Friday, July 8, 2022

Flashback: Child Actors

 
    When Tommy Kirk died last September, a lot of younger moviegoers, if they reacted to the news at all, probably said, "Tommy who?"
    Kirk was 79. He'd been a child star at Disney in the '50s and '60s. He was on "The Mickey Mouse Club" and he was the kid in "Old Yeller" and he costarred with Fred MacMurray in the "Shaggy Dog" and "Flubber" movies, and he made a couple of beach-party movies and a couple of low-budget horrors, before kind of fading away. 
    He got canned at Disney eventually. Kirk claimed it was because he was gay and that Uncle Walt personally fired him. 
    With room for variations, it's a familiar story. The transition from child star to adult with a movie career can be tricky. A few actors make it. A lot of them don't. 
    Mickey Rooney and Judy Garland survived the Golden Age at MGM and went on to up-and-down lives and careers. (Rooney, who made his first screen appearance at age six and his last in his 90s, probably holds the record for career longevity.) By contrast, their contemporaries, Freddie Bartholomew and Deanna Durbin, were both out of the business by the time they turned 30.
    Jackie Coogan (1921's "The Kid") and Jackie Cooper (1931's "The Champ") both found success years later on television. 
    Dean Stockwell, a child star in the '40s, had an enduring career as a character actor. 
    Brandon De Wilde, the kid who begged Alan Ladd to come back in "Shane" (1953) came back to play Paul Newman's nephew in "Hud" (1963). Tim Considine, another Disney star, was the battle-damaged soldier George C. Scott slapped in "Patton"(1970). Jackie Earle Haley, who played one of the "Bad News Bears" in 1976 and one of the townies in "Breaking Away" (1979), returned as a child molester in "Little Children" (2006) and Rorschach in "Watchmen" (2009). 
    Juliette Lewis (Nick Nolte's daughter in "Cape Fear") and Christina Ricci (Wednesday in "The Addams Family") have found steady work in TV and indie films. 
    Natalie Portman (the aspiring young assassin in "The Professional"), Kristen Stewart (Jodie Foster's daughter in "Panic Room") and Saoirse Ronan (the girl who would someday be Vanessa Redgrave in "Atonement") have all moved on to adult stardom. 
    Of all of them, Foster has had the most wide-ranging career. On camera from the time she could walk and scary smart, she played a prostitute at 13 in "Taxi Driver" (1976), took time off to go to Yale, won a couple of Oscars, and went on to direct. Like some of the others, she could be around a long time yet, and her career is an ongoing work in progress. 
    Those are some of the juvenile performers who more or less managed the challenge of working beyond adolescence. Others (a lot of them) retired to non-acting lives. A few (like Carl "Alfalfa" Switzer) ran into serious real-life trouble. 

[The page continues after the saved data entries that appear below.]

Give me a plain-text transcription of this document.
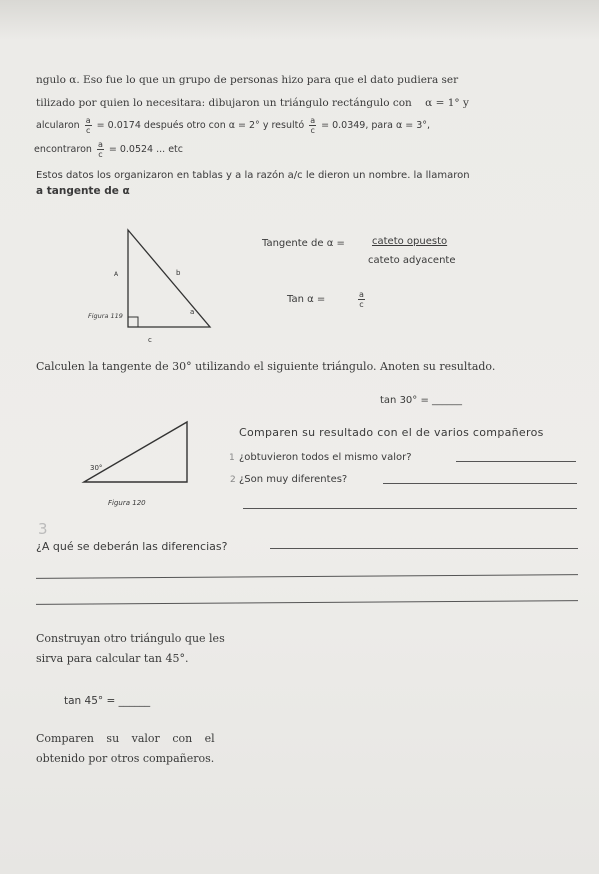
ngulo α. Eso fue lo que un grupo de personas hizo para que el dato pudiera ser
tilizado por quien lo necesitara: dibujaron un triángulo rectángulo con α = 1° y
alcularon $\frac{a}{c} = 0.0174$ después otro con α = 2° y resultó $\frac{a}{c} = 0.0349$, para α = 3°,
encontraron $\frac{a}{c} = 0.0524$ ... etc
Estos datos los organizaron en tablas y a la razón a/c le dieron un nombre. la llamaron
a tangente de α
A	b
a
c
Figura 119
Tangente de α =	cateto opuesto
cateto adyacente
Tan α =	$\frac{a}{c}$
Calculen la tangente de 30° utilizando el siguiente triángulo. Anoten su resultado.
tan 30° = ______
30°
Figura 120
Comparen su resultado con el de varios compañeros
1 ¿obtuvieron todos el mismo valor?
2 ¿Son muy diferentes?
3
¿A qué se deberán las diferencias?
Construyan otro triángulo que les
sirva para calcular tan 45°.
tan 45° = ______
Comparen su valor con el
obtenido por otros compañeros.
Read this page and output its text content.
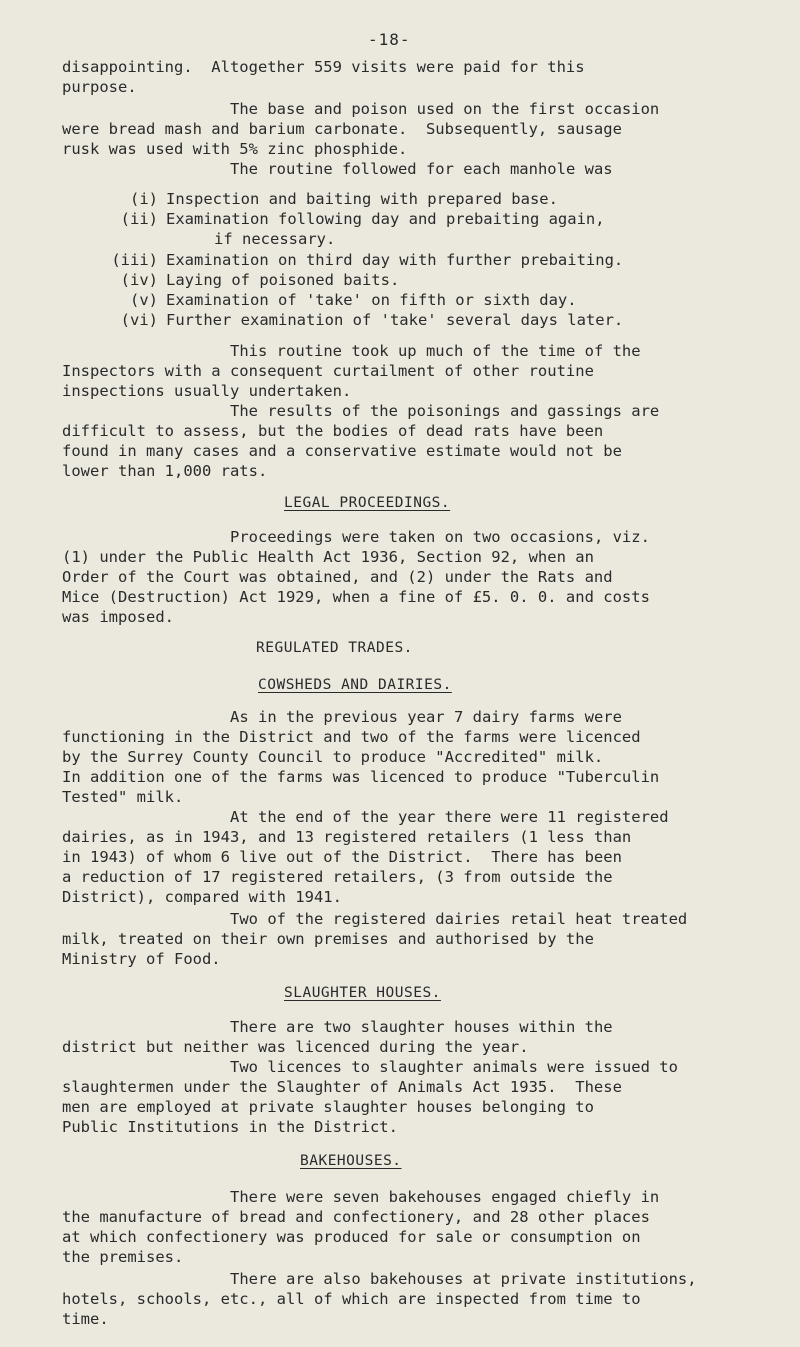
-18-
disappointing.  Altogether 559 visits were paid for this
purpose.
The base and poison used on the first occasion
were bread mash and barium carbonate.  Subsequently, sausage
rusk was used with 5% zinc phosphide.
The routine followed for each manhole was
(i) Inspection and baiting with prepared base.
(ii) Examination following day and prebaiting again,
if necessary.
(iii) Examination on third day with further prebaiting.
(iv) Laying of poisoned baits.
(v) Examination of 'take' on fifth or sixth day.
(vi) Further examination of 'take' several days later.
This routine took up much of the time of the
Inspectors with a consequent curtailment of other routine
inspections usually undertaken.
The results of the poisonings and gassings are
difficult to assess, but the bodies of dead rats have been
found in many cases and a conservative estimate would not be
lower than 1,000 rats.
LEGAL PROCEEDINGS.
Proceedings were taken on two occasions, viz.
(1) under the Public Health Act 1936, Section 92, when an
Order of the Court was obtained, and (2) under the Rats and
Mice (Destruction) Act 1929, when a fine of £5. 0. 0. and costs
was imposed.
REGULATED TRADES.
COWSHEDS AND DAIRIES.
As in the previous year 7 dairy farms were
functioning in the District and two of the farms were licenced
by the Surrey County Council to produce "Accredited" milk.
In addition one of the farms was licenced to produce "Tuberculin
Tested" milk.
At the end of the year there were 11 registered
dairies, as in 1943, and 13 registered retailers (1 less than
in 1943) of whom 6 live out of the District.  There has been
a reduction of 17 registered retailers, (3 from outside the
District), compared with 1941.
Two of the registered dairies retail heat treated
milk, treated on their own premises and authorised by the
Ministry of Food.
SLAUGHTER HOUSES.
There are two slaughter houses within the
district but neither was licenced during the year.
Two licences to slaughter animals were issued to
slaughtermen under the Slaughter of Animals Act 1935.  These
men are employed at private slaughter houses belonging to
Public Institutions in the District.
BAKEHOUSES.
There were seven bakehouses engaged chiefly in
the manufacture of bread and confectionery, and 28 other places
at which confectionery was produced for sale or consumption on
the premises.
There are also bakehouses at private institutions,
hotels, schools, etc., all of which are inspected from time to
time.
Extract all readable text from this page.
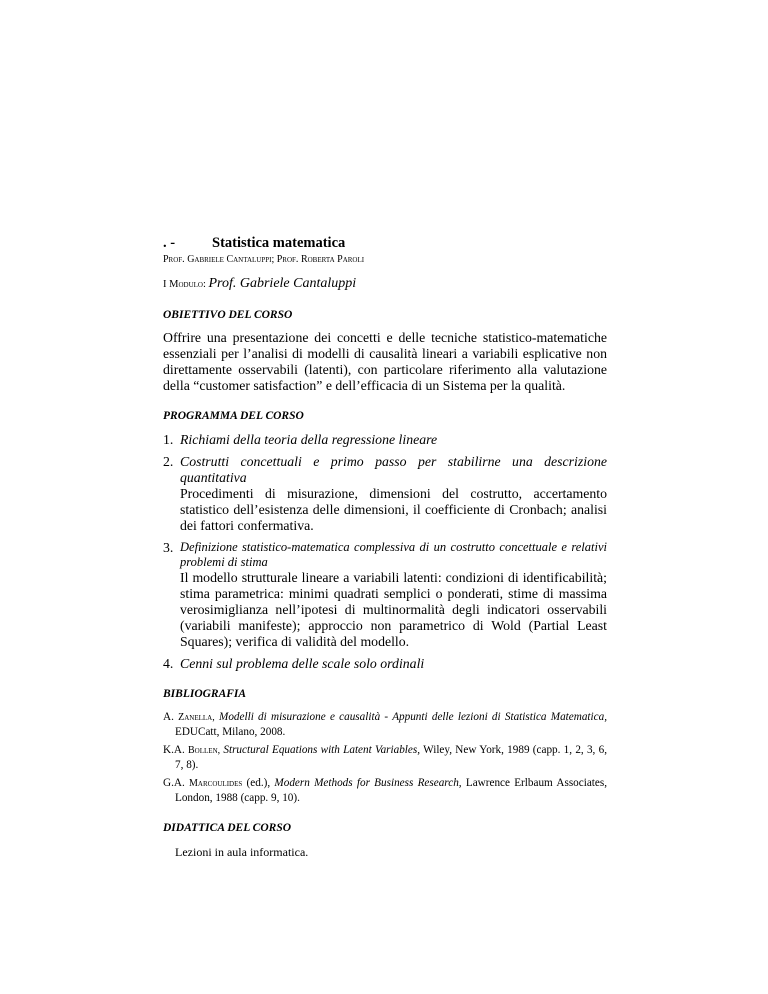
. -	Statistica matematica
Prof. Gabriele Cantaluppi; Prof. Roberta Paroli
I Modulo: Prof. Gabriele Cantaluppi
OBIETTIVO DEL CORSO
Offrire una presentazione dei concetti e delle tecniche statistico-matematiche essenziali per l’analisi di modelli di causalità lineari a variabili esplicative non direttamente osservabili (latenti), con particolare riferimento alla valutazione della “customer satisfaction” e dell’efficacia di un Sistema per la qualità.
PROGRAMMA DEL CORSO
1. Richiami della teoria della regressione lineare
2. Costrutti concettuali e primo passo per stabilirne una descrizione quantitativa
Procedimenti di misurazione, dimensioni del costrutto, accertamento statistico dell’esistenza delle dimensioni, il coefficiente di Cronbach; analisi dei fattori confermativa.
3. Definizione statistico-matematica complessiva di un costrutto concettuale e relativi problemi di stima
Il modello strutturale lineare a variabili latenti: condizioni di identificabilità; stima parametrica: minimi quadrati semplici o ponderati, stime di massima verosimiglianza nell’ipotesi di multinormalità degli indicatori osservabili (variabili manifeste); approccio non parametrico di Wold (Partial Least Squares); verifica di validità del modello.
4. Cenni sul problema delle scale solo ordinali
BIBLIOGRAFIA
A. Zanella, Modelli di misurazione e causalità - Appunti delle lezioni di Statistica Matematica, EDUCatt, Milano, 2008.
K.A. Bollen, Structural Equations with Latent Variables, Wiley, New York, 1989 (capp. 1, 2, 3, 6, 7, 8).
G.A. Marcoulides (ed.), Modern Methods for Business Research, Lawrence Erlbaum Associates, London, 1988 (capp. 9, 10).
DIDATTICA DEL CORSO
Lezioni in aula informatica.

    The pigeon-hole effect is a factor in all this. Become too successful in a certain kind of role (like a kid playing a kid) and it's hard for casting directors to see you as anything else. Child actors grow up at their peril. And they all grow up. 
    In a profession notorious for its uncertainty, it's not enough to be good. You've got to persist, even as your voice changes and certain physical features evolve in noticeable ways. And it doesn't hurt to be lucky.